How To Find Valuable Scrap Metals

With the price of metals rising these days, it’s surprising to find out that most appliances and electronics are actually made with valuable metals. The old appliances that are usually thrown out to the trash can be disassembled by anyone with a few tools. You can then harvest out copper, brass, zinc, even silver Bullion. If you know anyone who is renovating their house or wants to send their appliances and electronics to the scrap yard just for the value of the steel, volunteer to take it off their hands and you can get some extra money out of it in addition to selling the steel to the scrap yard after you’ve removed the valuable metals from it.

Most appliances and electronics will have a good bit of copper wire inside. Old fashioned large computer monitors will have a large amount of copper wire inside them, as well as stoves, refrigerators, desktop computers, washers and dryers, and dishwashers. For most appliances, this will be high grade 75% copper wire. Large CRT televisions also have a good amount of copper. While copper isn’t worth as much as other metals, it can be easily found in those old appliances that are outdated and starting to not be worth repairing. You can start a copper pile in a secure location and take it all down to the scrap yard for a nice pay day down the road.

Brass is another metal that is worth taking out of appliances before you sell them off to the scrap yard. Many people have brass door knobs or drawer pulls, and shooting ranges may allow you to pick up used brass shells for free. Once cleaned, these can all be scrapped for brass. While you’re clearing out the copper of those old major appliances, most of the connectors that connect the copper wire are also made of brass. Brass isn’t worth as much a copper, but with metal prices constantly inflating, it could be a good investment to keep around.
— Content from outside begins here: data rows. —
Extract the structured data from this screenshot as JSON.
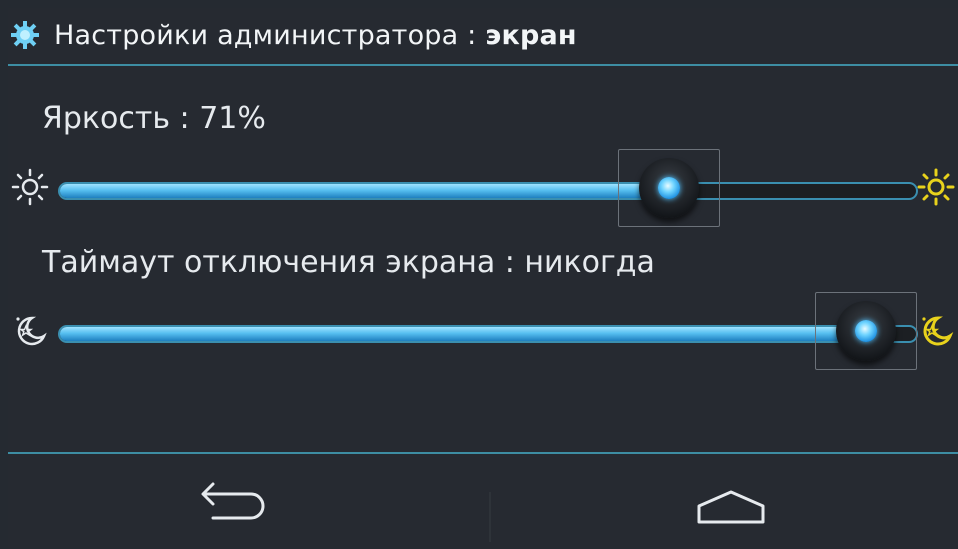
{
  "header": {
    "title_prefix": "Настройки администратора : ",
    "title_section": "экран",
    "icon": "gear-icon"
  },
  "brightness": {
    "label": "Яркость : 71%",
    "value_percent": 71,
    "icon_low": "sun-dim-icon",
    "icon_high": "sun-bright-icon"
  },
  "timeout": {
    "label": "Таймаут отключения экрана : никогда",
    "value_fraction": 0.94,
    "icon_low": "moon-stars-dim-icon",
    "icon_high": "moon-stars-bright-icon"
  },
  "nav": {
    "back": "back-arrow-icon",
    "home": "home-icon"
  },
  "colors": {
    "accent": "#3d8da3",
    "fill": "#56bff0",
    "icon_high": "#e8d21c"
  }
}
Scrap silver is by far worth the much, and also a bit harder to find. If you live in a big area, it may be worth your time to buy a small pocket-sized scale and head to yard sales. Look for any old, tarnished jewelry that may be made of silver and weigh to verify. Estate sales are great for this. Make sure and also ask the owner if they have any tarnished jewelry or silverware that might be silver, they may not have thought to sell it because of its ugly appearance. Also, if there has been a very recent spike in silver prices, you can usually find silver for sale cheaper at thrift stores that priced their items at silver value days or weeks ago. Many electronics also have small amounts of silver contacts in them that can be recovered. These may not be high quality silver, and it’s recommended that if you try and also recover silver from the appliances and electronics you’re scrapping that you get a silver tester.